Mit der Applikation steigert Plus Pack zudem seine Produktivität, da die Umrüstung der Produktionslinie viel schneller erfolgt. Die Prozesse können nun viel flexibler abgewickelt werden, erklärt Fietje: „Wir haben sehr viele unterschiedliche Kunden und Produkte, für die wir individuelle Verpackungslösungen herstellen.“ Plus Pack-Projektmanager Simon Laigaardergänzt: „Hätten wir ein separates Tool für jedes Produkt bauen müssen, wären die Kosten wesentlich höher gewesen. Außerdem ist die Zusammenarbeit mit der kollaborativen Applikation sehr einfach. Die Fingerspitzen des Greifers zu wechseln verlangt nur wenige Schraubzüge.“

Plug-and-Play-Lösungen für Verpackungsroboter

Das Beispiel Plus Pack zeigt: Entscheidender Punkt jedes Automatisierungsvorhabens ist die richtige Kombination von Roboterarm und einem End-of-Arm-Tool, das die relevanten Objekte nach Bedarf flexibel handeln kann. Neben individualisierbaren Zwei-Fingergreifern sind auch Vakuumgreifer eine beliebte Lösung, um Verpackungsprozesse zu automatisieren. Sie eignen sich vor allem für das Handling großer, flacher Gegenstände. Im Gegensatz zu Zwei-Fingergreifern fassen sie das Objekt nicht auf beiden Seiten, sondern saugen es an. Insbesondere Modelle mit verstellbaren Armen und anpassbarer Saugstärke, wie etwa der VG10 von Onrobot, sind aber auch in der Lage, flache Objekte unterschiedlicher Größe und Form zu heben.

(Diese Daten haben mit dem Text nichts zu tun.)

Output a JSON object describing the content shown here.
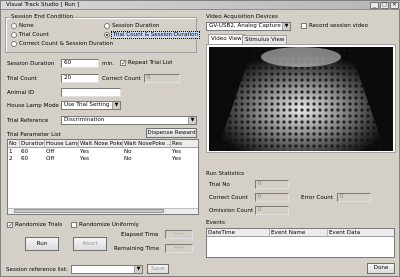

Gerade bei Automatisierungsvorgängen mit mehreren Schritten profitieren die Prozesse durch diese Dual-Gripping-Funktion: Durch zwei unabhängig voneinander steuerbare Luftkanäle der integrierten elektrischen Vakuumpumpe ist der VG10 etwa in der Lage, mehrere Objekte gleichzeitig zu handhaben. Durch eine variable Zahl an montierbaren Saugnäpfen lassen sich Vakuumgreifer innerhalb kürzester Zeit an unterschiedliche Produkte anpassen. Beim VG10 sind es beispielsweise 16 Stück.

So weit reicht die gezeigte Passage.